三人組は、思わぬライバル出現に気分が害されると、嫌悪感を露わにしながら腕組みをして五人組の前に立ちはだかり、見下げるようにライバル視をする。



「あのさぁ、クルちゃんを見つけたのは私達が先。後者のあなた達は優先順位を考えなさいよ」



翔と出会ってからまだ20分程度しか経っていない三人組のリーダー格の女は、五人組に向かって生意気な口を叩く。

だが、五人組は突っかかってくる彼女の身勝手な言動が癇に障ると、目から火花を散らした。



その瞬間、対立した二グループに欲望ゴングが鳴る。



「………はぁ?クルちゃんって、何?誰?」

「ウケる。優先順位って、何?誰が位置付けんの?」

「そんなルール誰が決めたの?」



五人組は冷ややかに鼻であしらい、少し小バカにしたような返答をする。

両者とも一歩も譲らず、その言葉にカチンときた三人組のリーダー格の女は、後の二人に冷静になるようにと肩を押さえられながら、前のめり気味に口を尖らせて言い放った。



「クルちゃんって誰って、見ればわかるでしょ。

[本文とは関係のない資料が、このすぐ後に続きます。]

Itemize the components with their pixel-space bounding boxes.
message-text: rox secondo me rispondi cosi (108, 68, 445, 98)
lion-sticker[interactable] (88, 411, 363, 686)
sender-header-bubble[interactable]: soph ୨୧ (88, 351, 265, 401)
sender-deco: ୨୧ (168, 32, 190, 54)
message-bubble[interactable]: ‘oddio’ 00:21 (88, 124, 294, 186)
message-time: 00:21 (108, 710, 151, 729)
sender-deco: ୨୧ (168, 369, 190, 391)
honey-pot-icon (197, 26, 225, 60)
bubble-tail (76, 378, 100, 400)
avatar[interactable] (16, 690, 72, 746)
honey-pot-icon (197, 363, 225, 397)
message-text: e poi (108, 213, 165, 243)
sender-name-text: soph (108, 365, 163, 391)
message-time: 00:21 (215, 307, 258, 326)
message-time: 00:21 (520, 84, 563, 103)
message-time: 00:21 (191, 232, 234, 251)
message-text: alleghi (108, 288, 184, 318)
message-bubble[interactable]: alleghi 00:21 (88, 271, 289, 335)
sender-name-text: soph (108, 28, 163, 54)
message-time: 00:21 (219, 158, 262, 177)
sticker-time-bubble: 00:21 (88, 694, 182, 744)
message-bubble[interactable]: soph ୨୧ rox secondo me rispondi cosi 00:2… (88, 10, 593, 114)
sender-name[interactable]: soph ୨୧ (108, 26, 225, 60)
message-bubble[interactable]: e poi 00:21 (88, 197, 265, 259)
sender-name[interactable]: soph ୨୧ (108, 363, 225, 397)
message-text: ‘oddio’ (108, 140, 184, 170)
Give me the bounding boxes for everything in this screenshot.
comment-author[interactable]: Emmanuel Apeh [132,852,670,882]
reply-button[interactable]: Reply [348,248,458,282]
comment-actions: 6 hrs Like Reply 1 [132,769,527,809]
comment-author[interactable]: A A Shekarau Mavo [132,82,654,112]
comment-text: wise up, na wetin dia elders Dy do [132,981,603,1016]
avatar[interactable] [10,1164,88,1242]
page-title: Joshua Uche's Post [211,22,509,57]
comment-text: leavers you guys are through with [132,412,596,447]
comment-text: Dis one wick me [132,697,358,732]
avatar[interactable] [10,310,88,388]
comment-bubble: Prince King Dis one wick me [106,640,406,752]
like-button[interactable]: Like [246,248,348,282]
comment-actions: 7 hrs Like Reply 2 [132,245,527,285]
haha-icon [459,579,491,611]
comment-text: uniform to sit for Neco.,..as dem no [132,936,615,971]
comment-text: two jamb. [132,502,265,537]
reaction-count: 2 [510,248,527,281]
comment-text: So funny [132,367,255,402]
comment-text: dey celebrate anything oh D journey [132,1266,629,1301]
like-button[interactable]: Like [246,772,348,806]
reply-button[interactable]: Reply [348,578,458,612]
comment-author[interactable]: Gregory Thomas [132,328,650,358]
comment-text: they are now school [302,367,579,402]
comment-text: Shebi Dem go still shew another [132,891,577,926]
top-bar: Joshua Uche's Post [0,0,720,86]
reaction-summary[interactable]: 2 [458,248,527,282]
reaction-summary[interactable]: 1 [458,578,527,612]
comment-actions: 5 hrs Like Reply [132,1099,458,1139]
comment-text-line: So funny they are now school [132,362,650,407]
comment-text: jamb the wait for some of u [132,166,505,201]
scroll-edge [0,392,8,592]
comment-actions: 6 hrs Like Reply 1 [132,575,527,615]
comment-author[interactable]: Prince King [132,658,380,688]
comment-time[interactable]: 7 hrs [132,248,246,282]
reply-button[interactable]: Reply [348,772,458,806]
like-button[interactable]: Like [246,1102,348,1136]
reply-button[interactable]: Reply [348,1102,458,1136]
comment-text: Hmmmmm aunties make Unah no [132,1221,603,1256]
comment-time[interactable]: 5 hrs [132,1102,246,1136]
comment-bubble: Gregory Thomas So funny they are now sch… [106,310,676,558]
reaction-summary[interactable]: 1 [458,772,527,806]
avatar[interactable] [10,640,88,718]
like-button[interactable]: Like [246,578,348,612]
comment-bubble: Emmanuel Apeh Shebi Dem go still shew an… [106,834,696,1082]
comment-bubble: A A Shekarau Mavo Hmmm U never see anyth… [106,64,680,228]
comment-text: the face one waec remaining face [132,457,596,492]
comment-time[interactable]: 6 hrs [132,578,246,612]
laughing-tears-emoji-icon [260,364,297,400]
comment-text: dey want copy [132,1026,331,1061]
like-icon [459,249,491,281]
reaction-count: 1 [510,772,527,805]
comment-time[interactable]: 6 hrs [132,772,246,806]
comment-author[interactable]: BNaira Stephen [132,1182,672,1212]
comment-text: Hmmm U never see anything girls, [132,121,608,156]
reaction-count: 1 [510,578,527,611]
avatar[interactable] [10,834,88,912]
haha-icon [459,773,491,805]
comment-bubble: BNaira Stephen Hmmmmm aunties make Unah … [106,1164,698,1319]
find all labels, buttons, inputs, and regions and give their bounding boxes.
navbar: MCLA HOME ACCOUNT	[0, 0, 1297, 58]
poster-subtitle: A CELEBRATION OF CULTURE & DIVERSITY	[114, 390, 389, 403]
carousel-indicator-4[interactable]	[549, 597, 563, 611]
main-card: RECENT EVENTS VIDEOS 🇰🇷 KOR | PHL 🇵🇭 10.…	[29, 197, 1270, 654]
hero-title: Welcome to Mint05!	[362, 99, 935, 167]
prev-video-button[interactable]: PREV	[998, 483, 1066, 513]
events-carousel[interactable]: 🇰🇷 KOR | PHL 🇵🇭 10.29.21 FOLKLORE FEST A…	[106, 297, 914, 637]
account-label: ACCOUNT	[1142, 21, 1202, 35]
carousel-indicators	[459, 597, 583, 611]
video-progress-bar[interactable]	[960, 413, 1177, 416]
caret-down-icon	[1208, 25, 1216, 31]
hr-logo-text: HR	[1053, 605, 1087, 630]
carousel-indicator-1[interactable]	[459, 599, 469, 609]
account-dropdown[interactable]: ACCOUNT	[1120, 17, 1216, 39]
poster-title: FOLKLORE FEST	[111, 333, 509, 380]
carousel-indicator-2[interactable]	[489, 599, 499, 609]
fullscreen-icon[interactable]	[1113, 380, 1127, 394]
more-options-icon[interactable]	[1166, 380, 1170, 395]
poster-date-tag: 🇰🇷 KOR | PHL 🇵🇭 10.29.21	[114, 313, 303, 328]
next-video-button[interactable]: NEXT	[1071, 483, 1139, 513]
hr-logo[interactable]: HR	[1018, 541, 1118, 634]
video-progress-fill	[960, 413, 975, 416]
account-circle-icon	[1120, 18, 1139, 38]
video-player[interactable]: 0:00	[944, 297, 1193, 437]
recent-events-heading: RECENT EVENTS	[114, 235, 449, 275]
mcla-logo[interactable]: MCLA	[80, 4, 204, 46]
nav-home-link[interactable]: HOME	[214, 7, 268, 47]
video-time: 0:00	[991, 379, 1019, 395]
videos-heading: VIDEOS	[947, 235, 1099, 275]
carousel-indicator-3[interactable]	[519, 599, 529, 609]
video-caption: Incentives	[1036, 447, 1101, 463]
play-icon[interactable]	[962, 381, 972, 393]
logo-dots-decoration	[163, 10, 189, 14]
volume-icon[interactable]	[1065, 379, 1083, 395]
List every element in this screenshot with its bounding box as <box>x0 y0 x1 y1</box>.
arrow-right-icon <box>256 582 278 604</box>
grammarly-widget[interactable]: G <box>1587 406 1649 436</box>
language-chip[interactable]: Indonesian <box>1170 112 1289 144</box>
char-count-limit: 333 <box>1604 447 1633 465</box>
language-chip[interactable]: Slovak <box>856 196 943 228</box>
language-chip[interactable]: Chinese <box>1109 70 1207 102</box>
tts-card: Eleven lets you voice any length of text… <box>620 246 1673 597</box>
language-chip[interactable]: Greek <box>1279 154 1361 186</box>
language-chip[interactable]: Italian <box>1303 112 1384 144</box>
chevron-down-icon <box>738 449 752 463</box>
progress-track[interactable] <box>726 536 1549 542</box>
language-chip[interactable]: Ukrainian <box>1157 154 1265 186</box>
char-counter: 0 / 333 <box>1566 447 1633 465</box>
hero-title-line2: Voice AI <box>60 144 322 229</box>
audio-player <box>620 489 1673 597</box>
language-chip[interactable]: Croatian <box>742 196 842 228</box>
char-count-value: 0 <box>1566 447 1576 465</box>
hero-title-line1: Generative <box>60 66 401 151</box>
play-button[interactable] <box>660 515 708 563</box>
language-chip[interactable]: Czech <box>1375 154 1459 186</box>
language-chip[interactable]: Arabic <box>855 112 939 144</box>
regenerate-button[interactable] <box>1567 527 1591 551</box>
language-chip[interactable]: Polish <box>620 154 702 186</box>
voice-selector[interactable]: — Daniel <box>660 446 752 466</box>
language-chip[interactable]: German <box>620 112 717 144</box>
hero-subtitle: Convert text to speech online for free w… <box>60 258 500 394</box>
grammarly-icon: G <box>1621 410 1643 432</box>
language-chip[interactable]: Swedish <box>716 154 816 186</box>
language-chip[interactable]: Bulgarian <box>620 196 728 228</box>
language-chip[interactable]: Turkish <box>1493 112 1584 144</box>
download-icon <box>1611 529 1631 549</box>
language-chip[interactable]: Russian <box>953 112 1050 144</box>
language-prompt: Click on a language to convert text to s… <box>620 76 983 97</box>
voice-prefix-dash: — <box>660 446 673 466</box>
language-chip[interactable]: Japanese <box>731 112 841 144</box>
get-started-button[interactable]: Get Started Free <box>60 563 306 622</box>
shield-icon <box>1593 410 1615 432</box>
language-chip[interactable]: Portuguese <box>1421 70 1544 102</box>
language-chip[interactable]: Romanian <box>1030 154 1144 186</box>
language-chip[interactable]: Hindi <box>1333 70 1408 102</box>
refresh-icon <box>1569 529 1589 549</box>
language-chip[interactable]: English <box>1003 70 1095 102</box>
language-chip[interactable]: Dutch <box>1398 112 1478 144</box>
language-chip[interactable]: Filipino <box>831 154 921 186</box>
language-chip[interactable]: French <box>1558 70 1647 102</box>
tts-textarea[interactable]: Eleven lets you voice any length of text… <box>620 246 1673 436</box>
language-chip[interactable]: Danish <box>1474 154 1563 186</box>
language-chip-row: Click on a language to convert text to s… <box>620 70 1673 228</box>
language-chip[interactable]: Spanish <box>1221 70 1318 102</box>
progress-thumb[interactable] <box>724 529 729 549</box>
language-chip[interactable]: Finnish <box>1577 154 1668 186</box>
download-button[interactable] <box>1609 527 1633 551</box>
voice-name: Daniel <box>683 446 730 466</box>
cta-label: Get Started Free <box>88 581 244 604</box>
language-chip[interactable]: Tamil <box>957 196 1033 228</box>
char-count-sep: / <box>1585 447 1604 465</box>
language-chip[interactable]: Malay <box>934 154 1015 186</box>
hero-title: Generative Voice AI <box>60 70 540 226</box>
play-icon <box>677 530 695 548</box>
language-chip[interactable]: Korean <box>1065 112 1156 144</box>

さっきのクルクル頭のイケメンに決まってるでしょ」



三人組のリーダー格の彼女は熱くなって早口でマジメに返答していたが、実際は失礼極まりない発言であり、場は微妙な空気に包まれた。

一方、知らぬ間にクルクル頭扱いされた翔は、校門から姿を消してからも噂話が途絶える事はなかった。